While puppies and kittens are the first adopted, other pets may wait months–or years–in shelters due to no fault of their own. To shine a spotlight on these pets that are often overlooked, Petfinder developed Adopt a Less Adoptable Pet Week.
When is Adopt a Less Adoptable Pet Week?
Every year, Adopt a Less Adoptable Pet Week takes place in the third week of September. In 2022, the pet awareness week created by Petfinder will occur September 19-25.
Adopt-A-Less-Adoptable-Pet was first launched in 2009 after recognizing that approximately 95 percent of shelters and rescue groups have a harder time finding homes for certain pets.
Which Pets are Considered Less Adoptable?
“Every day, families walk into shelters or visit Petfinder.com and, perhaps unconsciously, bypass some adoptable pets simply because of the way they look, their age, or because they have a condition such as blindness or deafness,” said Betsy Banks Saul, the co-founder of Petfinder.com.
Pets that often fall into this category include:
- senior dogs and cats
- dogs with mange
- dogs with heartworms
- dogs with chronic conditions such as epilepsy or diabetes
- blind or deaf pets
- “pitbull-type” dogs
- shy dogs
- black dogs and black cats
- feral cats
- pets with birth defects
- cats with ringworm, FLV or FIV
Our Own Personal “Less Adoptable” Story
Through the years, we’ve adopted many dogs and cats that might be considered “less adoptable.” Irie had mange. Inca and Ochi had ringworm. Perhaps, though, none was less adoptable than Felix.

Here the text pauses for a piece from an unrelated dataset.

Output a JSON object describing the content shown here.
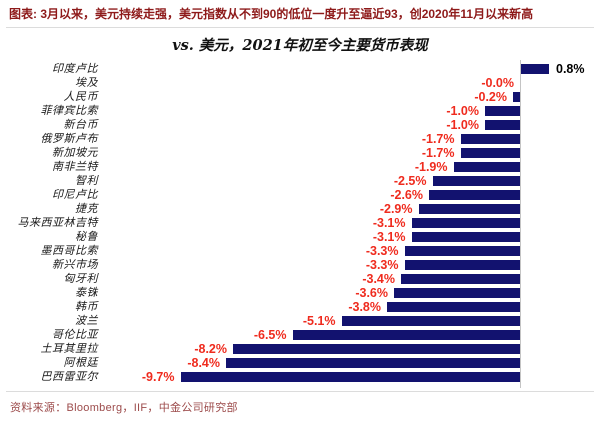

Felix was a feral cat; he’d been trapped by animal control and resisted any human contact. He was just over six months old when we first saw him and brought him to our home.
Felix wasn’t adopted, as some ferals are, as a barn cat or an outdoor cat. All of our cats have always been strictly indoor cats so Felix would be no different.
It wasn’t an easy transition. Felix’s first interaction was to slap Paris with a paw whose claw span seemed impossibly wide for a cat (we didn’t accidentally adopt a bobcat, did we??) He then promptly ran and hid in the back of the closet for over a week, coming out only at night when everyone was in bed.
Little by little, leaving a trail of treats like breadcrumbs through the house, we got Felix to leave the security of the closet. He’d start to peek at us from the most distant room in the house. Maybe he saw us sitting and watching TV with the other cats, maybe the other cats told him all was OK, but slowly, slowly, Felix started working his way closer to us. After several weeks without direct contact with him, he started edging closer to check us out and finally one day he let us touch him. Over time, a touch became a pet, a pet became a purr.
When Irie and Tiki came into our lives, we were worried that a cat who had once had to make his own way would never accept a dog. We couldn’t have been more wrong.
Felix didn’t just accept the dogs, he became a dog buddy. He played with them.
He slept with them.
And, most of all, he just hung out with them.
Because that’s what family does.
If you’re at a shelter, please take a second look at those less adoptable pets like Felix. Once won, their love is all that much sweeter.
It just takes time, patience, understanding (and a good supply of treats). It’s a small price to pay for the difference you can make in a pet’s life!